Ma noi non ci arrendiamo!!

Ma noi non ci arrendiamo!!!
 
Come tutti sapranno è stato convertito in legge, in via definitiva dal Senato, il decreto Gelmini che reintroduce la figura del maestro unico e che spiana la strada, insieme al Piano Programmatico per l’Istruzione, al licenziamento di molti docenti precari e alla precarizzazione di molti docenti di ruolo.
 
Il provvedimento è stato approvato con con 162 a favore, 134 contrari e tre astenuti. Non essendo state apportate modifiche rispetto a quanto già votato il 9 ottobre alla Camera, esso è ora legge dello Stato.
 
Battaglia persa, dunque?
 
Non lo so!
 
 
Quello che in primo luogo dispiace è che un "buon padre di famiglia" (cioé il Governo e chi lo presiede) avrebbe potuto ascoltare, prima di decidere, le opinioni contrarie e le perplessità dei suoi "figli", ovvero dei cittadini che da un governo vogliono sentirsi garantiti e tutelati.
 
Questo "padre di famiglia" avrebbe potuto ascoltare le istanze e, diciamolo, i lamenti dei suoi "figli", ma non l’ha fatto. Come l’antico "pater familias" romano, ha fatto di testa sua, imponendo, in fretta e furia, la sua "voluntas" a tutti i suoi figli o, comunque, a parecchi di loro.
 
Volendo uscire dalla metafora familiare, è chiaro che una maggioranza ha tutto il diritto di vedere approvati i suoi provvedimenti. Ciò rientra nella logica della democrazia, proprio come in tale logica si inserisce il ruolo dell’opposizione che, attraverso vie democratiche, deve poter esprimere le sue ragioni e deve contrastare sul piano politico ed istituzionale tutto i provvedimenti ritenuti non idonei.
 
Ora, come pare probabile, partirà la grande mobilitazione pacifica e costruttiva della raccolta di firme per la celebrazione di un referendum abrogativo di questa legge.
 
Il confronto non può che spostarsi su questo piano politico – istituzionale!
 
Noi continueremo, come in passato, a fare il nostro dovere nelle scuole e nelle aule, ad istruire e a formare i nostri alunni e continueremo a farlo sempre con convinzione e con passione, finché ci sarà consentito e concesso di farlo!
 
Lo faremo con sempre più attaccamento a ciò che è per noi una missione importante!
 
Lo faremo, quotidianamente, con le piccole cose nelle nostre aule, convinti che una scuola migliore sia possibile, anche al di là delle singole contingenze e dei singoli provvedimenti.
 
La scuola sarà migliore se tutti noi, docenti, alunni, genitori, dirigenti e collaboratori, ci impegneremo a renderla tale!
 
 
Confideremo nella raccolta di firme per il referendum abrogativo, ma soprattutto ci impegneremo perché si possa sempre credere in una SCUOLA MIGLIORE.
 
 
Su questo
NOI
NON CI ARRENDIAMO!!!
 
 
 
 
 
 

4 pensieri su “Ma noi non ci arrendiamo!!

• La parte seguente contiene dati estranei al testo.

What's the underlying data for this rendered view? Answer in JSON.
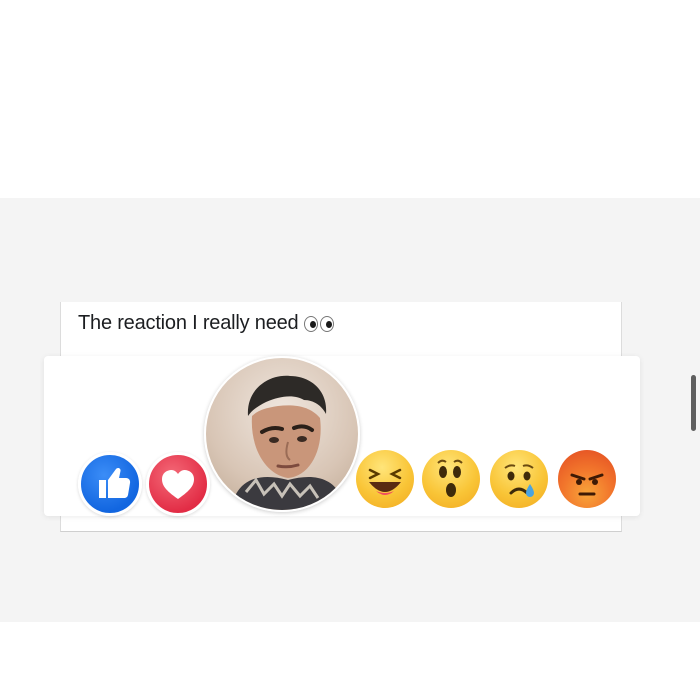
{
  "post": {
    "text": "The reaction I really need",
    "trailing_icon": "eyes-icon"
  },
  "reactions": [
    {
      "name": "like",
      "icon": "thumbs-up-icon",
      "color": "#1877F2"
    },
    {
      "name": "love",
      "icon": "heart-icon",
      "color": "#F33E58"
    },
    {
      "name": "custom",
      "icon": "person-face-avatar",
      "color": "#D8C5B5"
    },
    {
      "name": "haha",
      "icon": "laughing-face-icon",
      "color": "#F7B125"
    },
    {
      "name": "wow",
      "icon": "surprised-face-icon",
      "color": "#F7B125"
    },
    {
      "name": "sad",
      "icon": "crying-face-icon",
      "color": "#F7B125"
    },
    {
      "name": "angry",
      "icon": "angry-face-icon",
      "color": "#E9710F"
    }
  ],
  "colors": {
    "background": "#FFFFFF",
    "band": "#F4F4F4",
    "text": "#1C1E21"
  }
}
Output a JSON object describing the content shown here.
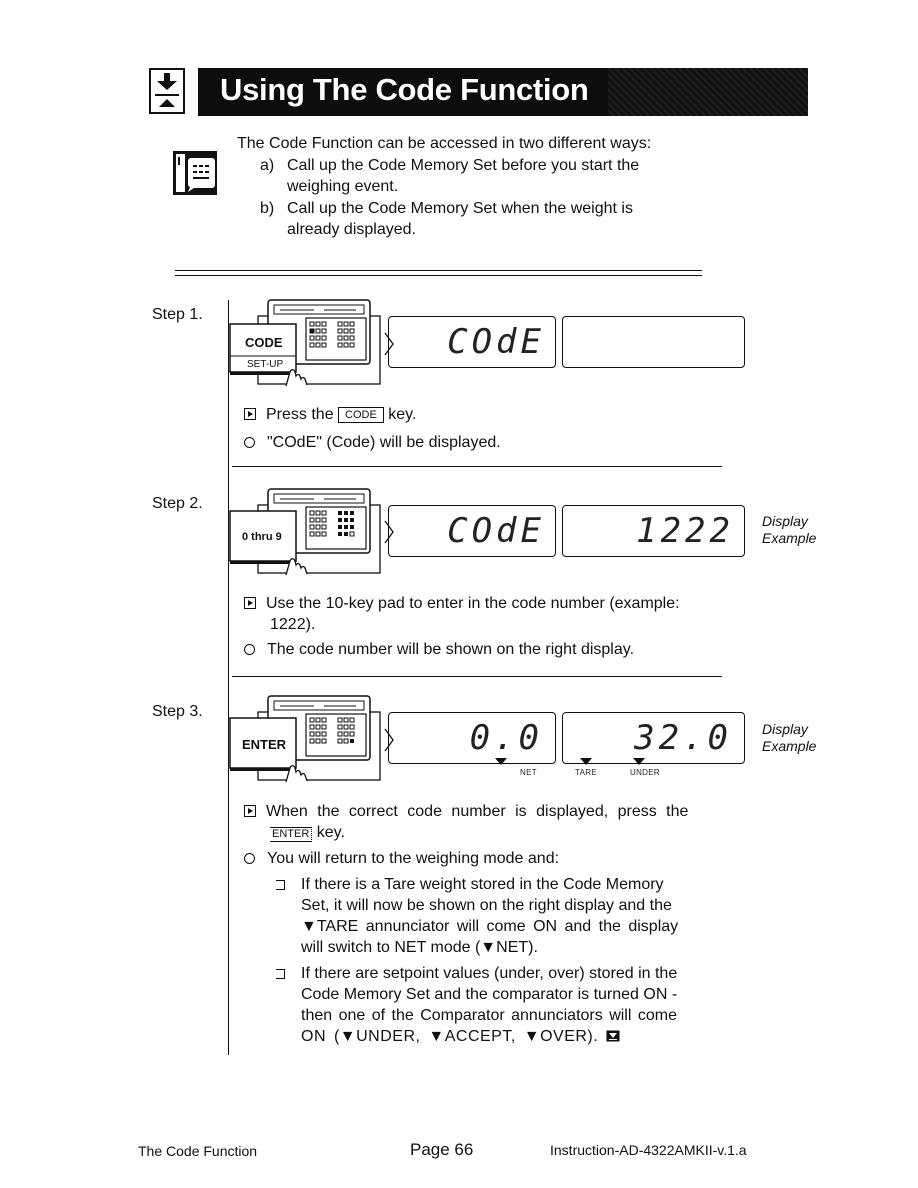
{
  "header": {
    "icon": "down-up-arrows-icon",
    "title": "Using The Code Function"
  },
  "intro": {
    "icon": "speech-bubble-note-icon",
    "lead": "The Code Function can be accessed in two different ways:",
    "options": [
      {
        "marker": "a)",
        "line1": "Call up the Code Memory Set before you start the",
        "line2": "weighing event."
      },
      {
        "marker": "b)",
        "line1": "Call up the Code Memory Set when the weight is",
        "line2": "already displayed."
      }
    ]
  },
  "steps": [
    {
      "label": "Step 1.",
      "key_label": "CODE",
      "key_sublabel": "SET-UP",
      "left_display": "COdE",
      "right_display": "",
      "action_pre": "Press the",
      "action_key": "CODE",
      "action_post": "key.",
      "result": "\"COdE\" (Code) will be displayed."
    },
    {
      "label": "Step 2.",
      "key_label": "0 thru 9",
      "left_display": "COdE",
      "right_display": "1222",
      "display_note_1": "Display",
      "display_note_2": "Example",
      "action_line1": "Use the 10-key pad to enter in the code number (example:",
      "action_line2": "1222).",
      "result": "The code number will be shown on the right display."
    },
    {
      "label": "Step 3.",
      "key_label": "ENTER",
      "left_display": "0.0",
      "right_display": "32.0",
      "display_note_1": "Display",
      "display_note_2": "Example",
      "annunciators": [
        "NET",
        "TARE",
        "UNDER"
      ],
      "action_line1": "When the correct code number is displayed, press the",
      "action_key": "ENTER",
      "action_post": "key.",
      "result": "You will return to the weighing mode and:",
      "sub_items": [
        {
          "lines": [
            "If there is a Tare weight stored in the Code Memory",
            "Set, it will now be shown on the right display and the",
            "▼TARE annunciator will come ON and the display",
            "will switch to NET mode (▼NET)."
          ]
        },
        {
          "lines": [
            "If there are setpoint values (under, over) stored in the",
            "Code Memory Set and the comparator is turned ON -",
            "then one of the Comparator annunciators will come",
            "ON (▼UNDER, ▼ACCEPT, ▼OVER)."
          ],
          "end_icon": "section-end-icon"
        }
      ]
    }
  ],
  "footer": {
    "section": "The Code Function",
    "page": "Page 66",
    "doc_id": "Instruction-AD-4322AMKII-v.1.a"
  }
}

  1. prof dobbiamo continuare la protesta in qualsiasi modo… ma soprattutto in un modo che sia giusto per studenti e professori. smettendo qualsiasi forma di protesta diamo ragione a loro, all\’ opinione pubblica che ci reputa ignoranti e perdigiorno… spero che il corpo docenti del Perito ci appoggi… buon viaggio per domani, avrei voluto esserci anche io…
     

  2. Ora lo strumento utile è il referendum abrogativo!
     
    Lo scontento c\’è in tutti.
     
    Quanto alla protesta, però, proprio perché l\’opinione pubblica ci reputa ignoranti e perdigiorno, la migliore forma di contestazione contro chi ci reputa tali è quella di fare lezione in classe (per sbugiardarli), di informarci, di far crescere la nostra cultura!
    Se si continua così, chi protesta si delegittima e, alla lunga, si finisce con il dare ragione a loro. E noi non dobbiamo dare ragione a loro. Dobbiamo dimostrare che si sbagliano sul nostro conto. Dobbiamo tornare a lavorare in classe, a studiare e a insegnare!